L’enfance dans un village breton est déjà marquée par des oppositions constantes: le père est bretonnant quoique venant de la Bretagne francophone, la mère s’exprimant de préférence en français quoique venant de Basse- Bretagne (et sa mère à elle parlait le breton). Le père est d’un parti de gauche, il enseigne dans une école républicaine, tout en considérant celle-ci, par patriotisme breton, comme un «foyer d’impérialisme français à la pédagogie contraignante, pleine d’étroitesse et de chauvinisme»; mais il est ami des prêtres car c’est dans leur milieu qu’on a gardé le parler traditionnel. Les écoles sont divisées en laïque et confessionnelle. Mona est mise à la laïque, mais fait aussi son catéchisme à l’Eglise. Elle a ainsi trois sources d’enseignement: la maison (culture et langue traditionnelle), l’Eglise (enseignement religieux) et l’école (laïque). Plus tard, elle rencontrera encore beaucoup de fractures dans l’histoire de son pays, tout en gardant des souvenirs très riches de son enfance; elle ne voudra pas choisir entre ses fidélités; les premières sont plus de l’ordre du sentiment, de la complexion personnelle, les autres plus intellectuelles, plus tardives et – peut-être – plus présentables, mais ce n’est pas à nous de décider! Quand on lui pose la question: «Vous sentez-vous plus bretonne, ou plus française?», elle refuse le choix, affirme ressentir également les deux appartenances, et même une troisième, l’européenne!

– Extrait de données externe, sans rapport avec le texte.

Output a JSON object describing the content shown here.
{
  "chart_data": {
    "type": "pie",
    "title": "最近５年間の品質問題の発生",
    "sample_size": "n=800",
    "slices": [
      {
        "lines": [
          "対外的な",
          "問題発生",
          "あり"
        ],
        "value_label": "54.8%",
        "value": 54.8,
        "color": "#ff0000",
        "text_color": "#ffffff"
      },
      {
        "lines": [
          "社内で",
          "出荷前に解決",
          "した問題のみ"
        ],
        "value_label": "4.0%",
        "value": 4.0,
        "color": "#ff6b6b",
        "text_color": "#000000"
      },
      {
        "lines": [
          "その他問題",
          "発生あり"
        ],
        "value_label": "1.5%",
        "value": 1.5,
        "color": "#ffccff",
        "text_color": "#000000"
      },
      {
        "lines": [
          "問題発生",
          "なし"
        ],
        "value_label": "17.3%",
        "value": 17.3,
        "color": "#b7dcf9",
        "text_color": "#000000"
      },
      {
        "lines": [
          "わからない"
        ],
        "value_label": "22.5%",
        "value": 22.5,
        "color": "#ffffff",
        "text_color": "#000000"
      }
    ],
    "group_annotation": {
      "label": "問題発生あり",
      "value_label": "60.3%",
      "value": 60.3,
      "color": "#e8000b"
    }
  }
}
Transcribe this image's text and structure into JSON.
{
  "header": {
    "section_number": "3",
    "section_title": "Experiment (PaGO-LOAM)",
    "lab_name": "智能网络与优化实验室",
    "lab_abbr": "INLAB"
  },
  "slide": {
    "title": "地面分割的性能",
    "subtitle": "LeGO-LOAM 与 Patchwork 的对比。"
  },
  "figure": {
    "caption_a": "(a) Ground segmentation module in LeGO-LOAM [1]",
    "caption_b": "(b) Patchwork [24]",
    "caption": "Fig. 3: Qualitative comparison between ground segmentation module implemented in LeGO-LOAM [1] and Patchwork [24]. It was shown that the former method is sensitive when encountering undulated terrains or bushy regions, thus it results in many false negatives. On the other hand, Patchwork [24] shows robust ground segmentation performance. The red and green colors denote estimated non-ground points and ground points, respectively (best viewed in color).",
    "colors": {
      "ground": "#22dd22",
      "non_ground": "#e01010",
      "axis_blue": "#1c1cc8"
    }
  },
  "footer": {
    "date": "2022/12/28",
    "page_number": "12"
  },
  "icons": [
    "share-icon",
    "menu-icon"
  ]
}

«D’où vient, se demande-t-elle, l’obsession de l’unité en France?» Au lendemain de l’exécution du Roi, qui symbolisait cette unité, répond en elle l’historienne, il a fallu la remplacer par l’affirmation et la concrétisation d’une autre unité, qui fut celle de la Nation. Et de fait, l’histoire montre que cette unité fut une obsession constante de tous les régimes politiques (suppression des corps intermédiaires, refus de deux chambres, etc.) jusqu’à ce que l’expérience apporte à la longue quelques tempéraments. Dans l’émission, comme dans son livre de souvenirs, Mme Ozouf reproduit deux opinions contradictoires significatives sur le sens de l’identité française: celle de Julien Benda, «La France est la revanche de l’abstrait sur le concret»; celle de Thibaudet: «La France est un vieux pays différencié». Actuellement, selon Alain Finkielkraut, c’est celle de Thibaudet qui a la faveur de l’opinion publique: la Nation est faite de tous les apports divers, autochtones ou étrangers, langues, moeurs, coutumes, religions diverses, qui constituent, par leur présence sur un même territoire, la Nation dans son unité. Mais dans ces conditions, l’expression de nationalité française devient suspecte; universaliste chez Benda, elle devient particulariste selon Thibaudet et laisse supposer l’exclusion à l’égard des non-nationaux; le mot de natif renvoie à étranger, au repli sur une France «moisie». Et ceci n’est pas sans relation avec la mésintelligence observée entre les fractions de la société.

Pour Mona Ozouf, «le Français est maximaliste; il n’aime pas les accommodements; il y a quelque chose dans la tradition française qui fait penser que l’on n’a rien obtenu tant que l’on n’a pas tout obtenu». Et voici une réflexion de M. Baubérot, qui n’est pas optimiste non plus, mais qui est un bel éloge d’un passé constitutif de toute personne: «Ce qui risque le plus la disparition, c’est la culture de la maison.»